İslam dininin birinci kaynağı kitap yani Kur’an’dır. Kitap ilim taşıyıcısıdır. İlim, insanların zihnini geliştirir, zekâsını artırır, ufkunu açar, geçmişi doğru değerlendirme ve geleceği inşa etme fikri verir.
Yüce Allah, Hz. Muhammed’i (sav) 23 sene vahiy ile bilgilendirdi. Allah Rasulü(sav) peygamberlik hayatı boyunca kitap okudu ve kitaptan öğrendiği bilgileri anlattı. 23 senede Arap Yarımadası Müslüman oldu, İslamiyet öteki kıtalara yayılmaya başladı.
Peygamberimiz (sav) hicretten sonra on yıl devlet başkanlığı yaptı. Hz. Ebubekir (ra) iki, Hz. Ömer 14 sene İslam Devletini yönettiler. Toplam 26 senede İslam Devletinin sınırları Çin Seddi’nden Atlas Okyanusu’na ulaştı.
Müslümanlar gittikleri yerlere adalet, ilim, ahlak ve medeniyet götürdüler. Müslümanlar bin yıl tarih yaptılar ve tarih yazdılar. Dünyaya insanlık, ilim, ahlak, doğruluk, eğitim ve terbiye öğrettiler.
1577 yılında İstanbul Tophane’de Takıyyüddin Raşit rasathane kurdu. Takıyyüddin Raşit matematikçi, fizikçi, optikçi ve astronomi bilgini idi.
22 Ocak 1580 yılında Şeyhülislam Kadızade Şemsettin Efendi’nin verdiği fetva üzerine Kılıç Ali Paşa rasathaneyi topa tuttu ve yıktı.
Kadızade’yi, padişah şeyhülislam atamış, o da medreselerden mantık, matematik ve fen bilimlerini kaldırmıştı. Hâlbuki Fatih’in kurduğu Sahn-ı Seman Medreselerinde matematik, astronomi ve fen bilimleri dersleri veriliyordu.
Rasathanenin topa tutuluşu, Osmanlıların ilim ve teknoloji yarışından kopuşunun ilanıydı.
Hâlbuki ilim, sanat, teknoloji, ahlak İslamiyetin getirdiği ve emrettiği güzel şeylerdir.
İlimlerin iki temel kaynağı vardır: Dinî ilimlerin kaynağı Kur’an, fen bilimlerinin kaynağı kâinat kitabıdır.
Fizik, kimya, biyoloji, astronomi, matematik, geometri, coğrafya gibi bilim dalları kâinat kitabını inceleyerek elde edilen ilimlerden meydana gelir. Allah, kâinatı yaratmasaydı asronomi, Dünya’yı halk etmeseydi coğrafya, canlılara hayat vermeseydi biyoloji, kâinata sabit kanunlar koymasaydı fizik, her şeye mükemmel şekiller vermeseydi geometri, her şeyi ölçülü yaratmasaydı matematik olmazdı.

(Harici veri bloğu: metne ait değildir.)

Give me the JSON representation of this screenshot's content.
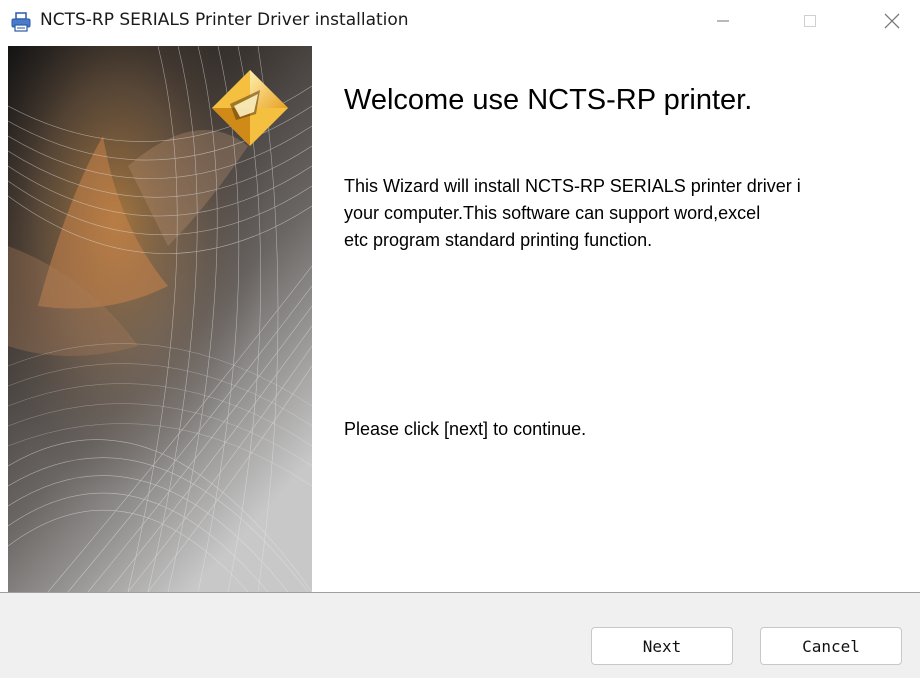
{
  "window": {
    "title": "NCTS-RP SERIALS Printer Driver installation",
    "icon": "printer-icon",
    "controls": {
      "minimize": "minimize-icon",
      "maximize": "maximize-icon",
      "close": "close-icon"
    }
  },
  "wizard": {
    "heading": "Welcome use NCTS-RP printer.",
    "description_lines": [
      "This Wizard will install NCTS-RP SERIALS printer driver i",
      "your computer.This software can support word,excel",
      "etc program standard printing function."
    ],
    "instruction": "Please click [next] to continue."
  },
  "buttons": {
    "next": "Next",
    "cancel": "Cancel"
  },
  "colors": {
    "footer_bg": "#f0f0f0",
    "logo_gold": "#f0b030",
    "banner_dark": "#1a1a1a"
  }
}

İki kitabın da sahibi Allah’tır. İkisi de Allah’ın ilmini, kudretini, kuvvetini anlatır.
Esasen ilimleri fen ilimleri ve dinî ilimler diye ayırmak doğru değildir. Kur’an, kâinat kitabını anlatır ve fen ilimlerine kaynaklık eden kâinat kitabını okumayı emreder.
Müslümanların Kur’an okumak gibi fizik, kimya, biyoloji, coğrafya, astronomi, matematik, geometri okumayı ibadet kabul etmeleri gerekir. İlim öğrenmek ibadettir, ilim öğrenmek için çalışmak sevaptır.

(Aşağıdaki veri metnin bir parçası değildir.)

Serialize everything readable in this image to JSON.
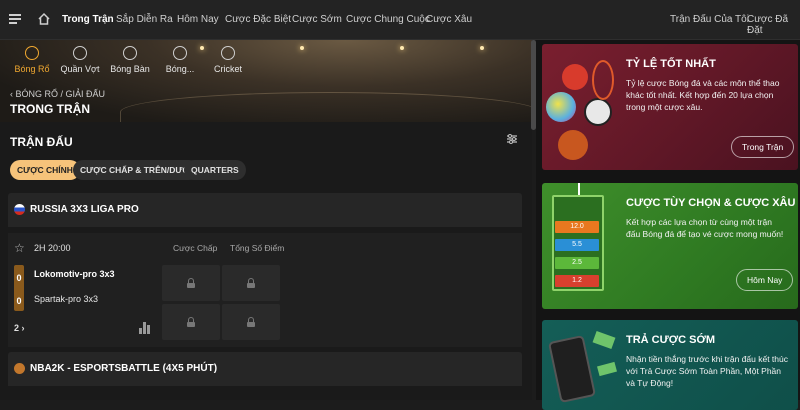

İmam hatip liseleri hem dini ilimlerin hem fen ilimlerin okutulduğu örnek okullardır. Bu yönüyle ilim ve teknolojik araştırmalarda öne çıkmaları, hatta öncülük ve liderlik yapması gerekir. İlim öğrenmeyi ibadet sayan insanların bilim ve teknolojide önder olması beklenir.
İlim, çalışmayla elde edilir.
Kur’an-ı Kerim, insan için sadece çalıştığının karşılığı vardır, buyurur.
Hacı Bektaş Veli, en büyük keramet çalışmaktır, demiş.
Allah çalışana verir. İlim, istendiği yere gider.
Tembellik, merak etmeme, araştırmama, rahat düşkünlüğü ilmin küstüğü sıfatlardır.
İlim, Allah’ın sıfatıdır. Yüce Allah, Hz. Âdem’e ilim öğretmiş, bu sayede Hz. Âdem, meleklere üstün gelmiş ve Allah, meleklere Âdem’e secde etmelerini emretmiştir.
İlim ve teknoloji bugün ABD, Japonya, Güney Kore, Almanya gibi ülkelere gitmiş; teknolojik ve ekonomik üstünlük onların eline geçmiştir.
Müslümanlar, 300 senedir kaybettikleri ilim, teknoloji, ekonomi ve ahlak alanlarındaki üstünlüğü yeniden aramalı, bunun için çalışmalı ve ter dökmelidirler.
Kur’an; inanıyorsanız üstünsünüz, üstün olmalısınız, buyurur.
İlim ve ahlak dinine inanan Müslümanlar, Kur’an’ın emirlerine sımsıkı sarılmak zorundadırlar.